This is a web map of Patrick (Paddy) and Joan Leigh Fermors' first trip through the Deep Mani (in the southern Peloponnese, Greece). For more information about the data and methodology, see the article "Mapping the Leigh Fermors’ Journey through the Deep Mani in 1951" (https://doi.org/10.1017/S0068245423000023).
Leigh Fermors' route - the most probably route that the couple followed from Limeni (in the northwest part of the Deep Mani) to Kotronas (in the northeast). They walked most of the route on foot, but also took a bus and a boat for sections of the journey.
Least-cost paths - for parts of the journey that the Leigh Fermors walked on foot, we used least-cost analysis (LCA) to model the potential route. Our methods generally forced the least-cost paths to stick to footpaths and roads, and picked routes that took the least amount of time to walk. As we discovered, these weren't always the routes that an actual traveler on foot would have taken.
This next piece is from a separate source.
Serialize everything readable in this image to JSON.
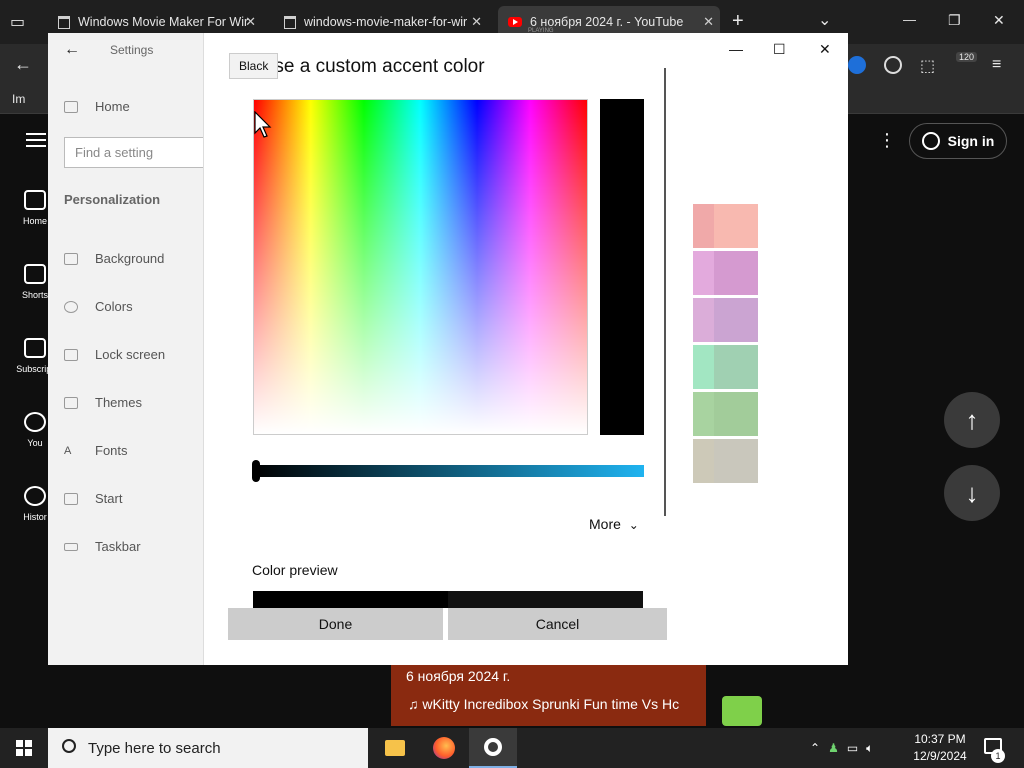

CARTography hikes - these were the routes that we followed when we set out to recreate the Leigh Fermors' hikes ourselves. We generally followed the course of the least-cost paths, but opted to follow different routes in a few places.
Modern roads - OpenStreetMaps data curated by the American School of Classical Studies at Athens.
Premodern paths - All the footpaths and stone-cobbled roads (Greek: kalderimia) that existed in the region before the mid-20th century. A shapefile of this dataset (along with a lot of other files related to least-cost analysis) can be downloaded from Zenodo at https://doi.org/10.5281/zenodo.2233046.
This webmap was built with QGIS and the qgis2web plugin.